In his first astronomy paper, PhD student Jakub Cehula looks at how is mass transfer in binary stars calculated in 1D stellar evolution codes. These codes work and produce binary evolutionary tracks so why look at this?
In most situations, it doesn’t matter too much how is mass transfer rate Mdot calculated – the star will simply overflow its Roche lobe more or less to achieve the desired Mdot. But things change when Mdot gets very high like when approaching common envelope evolution or merger. Also, the current prescriptions differentiate between optically thick (adiabatic) and thin (isothermal) regimes with quite different assumed flow streamlines. This is very theoretically dissatisfying.
To address this, Jakub constructed a new model, which recalculates the structure of surface layers near the Lagrange point. He obtains a set of 1D ODEs, where Mdot is the eigenvalue of the system.
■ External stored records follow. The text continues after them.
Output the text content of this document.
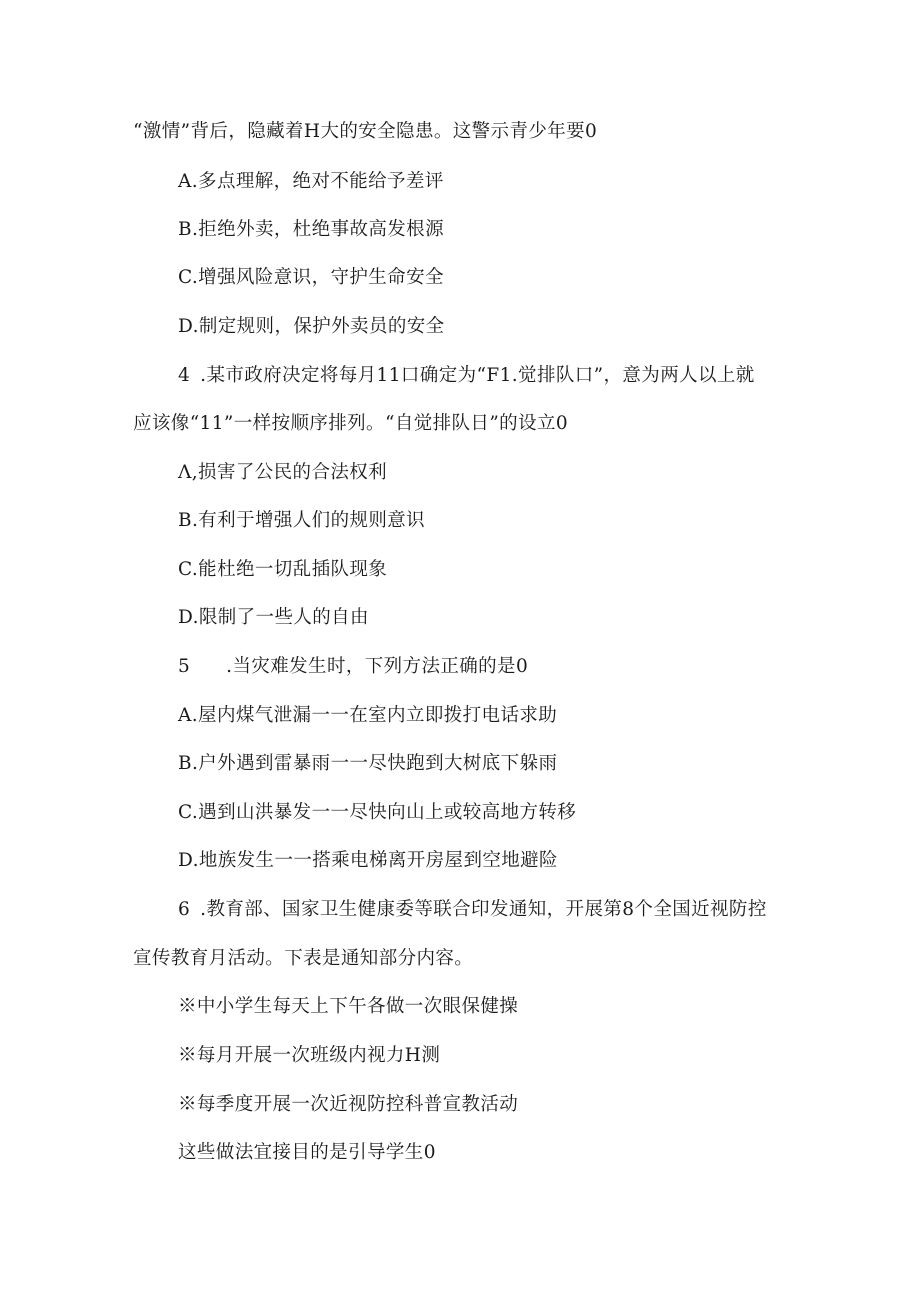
“激情”背后，隐藏着H大的安全隐患。这警示青少年要0
A.多点理解，绝对不能给予差评
B.拒绝外卖，杜绝事故高发根源
C.增强风险意识，守护生命安全
D.制定规则，保护外卖员的安全
4 .某市政府决定将每月11口确定为“F1.觉排队口”，意为两人以上就
应该像“11”一样按顺序排列。“自觉排队日”的设立0
Λ,损害了公民的合法权利
B.有利于增强人们的规则意识
C.能杜绝一切乱插队现象
D.限制了一些人的自由
5 .当灾难发生时，下列方法正确的是0
A.屋内煤气泄漏一一在室内立即拨打电话求助
B.户外遇到雷暴雨一一尽快跑到大树底下躲雨
C.遇到山洪暴发一一尽快向山上或较高地方转移
D.地族发生一一搭乘电梯离开房屋到空地避险
6 .教育部、国家卫生健康委等联合印发通知，开展第8个全国近视防控
宣传教育月活动。下表是通知部分内容。
※中小学生每天上下午各做一次眼保健操
※每月开展一次班级内视力H测
※每季度开展一次近视防控科普宣教活动
这些做法宜接目的是引导学生0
This is similar to how stellar wind calculations are done. Furthermore, Jakub found analytic solutions for isothermal and polytropic gas. These solutions give similar or identical results to previous schemes. Jakub also obtained solutions for a realistic EOS.
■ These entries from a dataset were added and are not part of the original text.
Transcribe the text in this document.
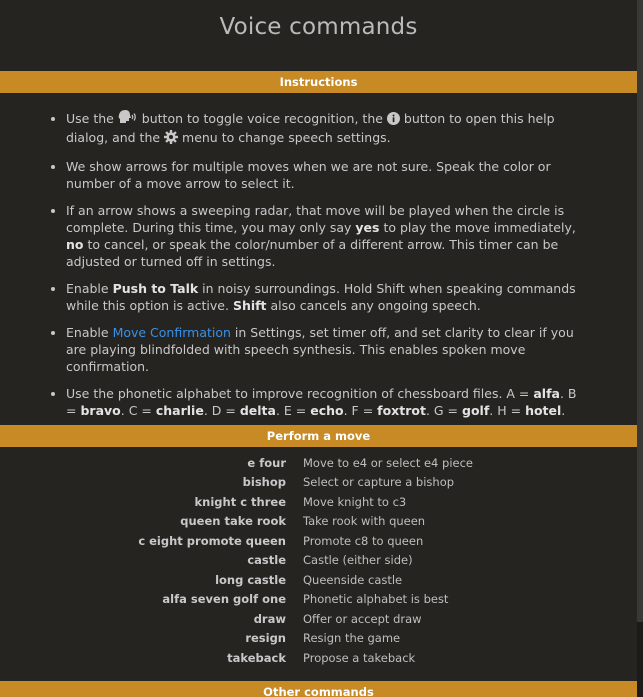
Voice commands
Instructions
• Use the  button to toggle voice recognition, the  button to open this help dialog, and the  menu to change speech settings.
• We show arrows for multiple moves when we are not sure. Speak the color or number of a move arrow to select it.
• If an arrow shows a sweeping radar, that move will be played when the circle is complete. During this time, you may only say yes to play the move immediately, no to cancel, or speak the color/number of a different arrow. This timer can be adjusted or turned off in settings.
• Enable Push to Talk in noisy surroundings. Hold Shift when speaking commands while this option is active. Shift also cancels any ongoing speech.
• Enable Move Confirmation in Settings, set timer off, and set clarity to clear if you are playing blindfolded with speech synthesis. This enables spoken move confirmation.
• Use the phonetic alphabet to improve recognition of chessboard files. A = alfa. B = bravo. C = charlie. D = delta. E = echo. F = foxtrot. G = golf. H = hotel.
Perform a move
e four	Move to e4 or select e4 piece
bishop	Select or capture a bishop
knight c three	Move knight to c3
queen take rook	Take rook with queen
c eight promote queen	Promote c8 to queen
castle	Castle (either side)
long castle	Queenside castle
alfa seven golf one	Phonetic alphabet is best
draw	Offer or accept draw
resign	Resign the game
takeback	Propose a takeback
Other commands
For realistic stars, the new model gives Mdot within a factor of 4 of existing schemes, but this has implications. For example, for 30 Msun low-metallicity star undergoing thermal timescale mass transfer, the new model predicts that L2 overflow and common envelope is more likely. One way to interpret the results is that there is a factor of ~2 systematic uncertainty in calculating Mdot, which implies that binary evolution outcomes should be robust against this level of uncertainty. Finally, the new model provides a conceptually straightforward way how to incorporate additional physics such as magnetic fields or radiation transport.